Cet ouvrage est un des textes légendaires du petit domaine des études sur la SF en français. C'est un monument de permanence puisqu'il a subi plusieurs métamorphoses : une première version a été publiée en 1973 en un volume par Albin-Michel et couvrait la période 1911-1971; une deuxième version (1911-1975) sera éditée en 1975 par J'ai Lu (une collection dirigée par Sadoul) en format poche et divisée en deux tomes (un pour le domaine anglo-saxon, un pour le reste du monde); enfin le tout sera remanié, complété (1911-1984) et regroupé pour aboutir à ce volume qui clôturera l'épisodique collection des essais chez A&D. C'est aussi un monument d'ambition puisque celle de Sadoul est tout simplement de raconter l'histoire du genre de 1911 (parution de Ralph 124C41+) à 1984 (date d'écriture du livre) à la fois dans les pays anglo-saxons et en francophonie (les autres SF sont aussi abordées). A noter que cette édition ne comporte pas de cahiers photographiques contrairement à celle d'Albin-Michel.

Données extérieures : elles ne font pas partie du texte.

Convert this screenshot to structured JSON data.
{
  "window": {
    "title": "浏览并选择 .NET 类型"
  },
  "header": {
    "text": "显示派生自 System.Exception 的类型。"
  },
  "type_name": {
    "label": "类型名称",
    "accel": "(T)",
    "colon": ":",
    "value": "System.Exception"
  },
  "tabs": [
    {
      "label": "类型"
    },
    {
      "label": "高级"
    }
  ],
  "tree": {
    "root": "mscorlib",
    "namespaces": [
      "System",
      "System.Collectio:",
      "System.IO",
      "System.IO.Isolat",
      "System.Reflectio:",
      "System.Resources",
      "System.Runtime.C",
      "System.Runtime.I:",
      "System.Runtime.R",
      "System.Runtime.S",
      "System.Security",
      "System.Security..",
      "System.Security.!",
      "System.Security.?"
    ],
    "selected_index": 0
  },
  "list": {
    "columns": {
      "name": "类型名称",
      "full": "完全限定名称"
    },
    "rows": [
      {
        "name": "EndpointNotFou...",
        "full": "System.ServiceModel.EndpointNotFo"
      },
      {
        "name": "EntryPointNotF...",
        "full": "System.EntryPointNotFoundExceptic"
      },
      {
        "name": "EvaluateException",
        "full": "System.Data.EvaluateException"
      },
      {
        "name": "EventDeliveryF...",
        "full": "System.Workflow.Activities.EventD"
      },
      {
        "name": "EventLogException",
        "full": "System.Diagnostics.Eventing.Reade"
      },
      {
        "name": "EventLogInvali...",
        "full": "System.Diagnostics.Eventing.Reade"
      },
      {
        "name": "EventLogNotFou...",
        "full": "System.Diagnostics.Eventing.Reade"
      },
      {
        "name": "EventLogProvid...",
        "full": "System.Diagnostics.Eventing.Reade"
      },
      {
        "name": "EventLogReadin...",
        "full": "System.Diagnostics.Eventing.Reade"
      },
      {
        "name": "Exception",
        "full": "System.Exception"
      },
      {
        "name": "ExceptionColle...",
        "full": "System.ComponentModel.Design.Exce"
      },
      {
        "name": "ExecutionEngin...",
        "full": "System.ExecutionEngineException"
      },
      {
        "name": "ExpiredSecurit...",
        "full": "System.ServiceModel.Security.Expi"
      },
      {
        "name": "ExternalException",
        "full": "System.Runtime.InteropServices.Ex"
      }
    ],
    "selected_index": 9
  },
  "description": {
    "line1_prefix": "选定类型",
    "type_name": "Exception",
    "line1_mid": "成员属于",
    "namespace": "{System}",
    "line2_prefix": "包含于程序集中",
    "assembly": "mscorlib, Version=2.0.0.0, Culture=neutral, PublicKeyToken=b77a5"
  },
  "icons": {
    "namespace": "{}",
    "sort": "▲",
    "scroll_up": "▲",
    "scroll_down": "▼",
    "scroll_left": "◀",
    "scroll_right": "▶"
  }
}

Le livre est découpé en deux parties très inégales correspondant à son découpage géographique. La première (presque 400 pages) concerne donc les USA et la GB, la seconde (une centaine de pages) traite du domaine francophone. Ces parties sont divisées en un certain nombre de chapitres correspondant à des périodes de l'histoire du genre telles que définies par Sadoul (globalement des grosses décennies suivant un canevas assez standard). Au sein de chaque chapitre on a une narration chronologique (et par magazine pour l'anglais) qui met surtout l'accent sur les oeuvres littéraires indépendamment de leur longueur et de le traduction ou non en VF. Quelques annexes complètent le livre : un panorama rapide (une dizaine de pages) des "autres SF" (allemande, italienne, latine, de l'Est), une bibliographie d'ouvrages de référence et un index (titres et noms propres).

Il est généralement de bon ton de critiquer cette histoire de la SF pour divers motifs : goût de l'autopromotion et partialité de l'auteur qui "vend" sa collection et ses auteurs, erreurs de perspective historique, manque de fluidité de la narration qui n'est qu'une simple accumulation de résumés d'intrigues, oublis divers et erreurs factuelles. Il est vrai que ces reproches peuvent légitimement être faits à Sadoul comme par exemple la citation au sein d'une histoire globale du genre d'un certain nombre de novellisations médiocres dont le seul intérêt est d'avoir été publiées par J'ai Lu (et l'abondance de titres de cet éditeur en général), ces coquilles sur des titres de Van Vogt (The universe makerS) ou globalement un biais notable en faveur la SF qu'il apprécie.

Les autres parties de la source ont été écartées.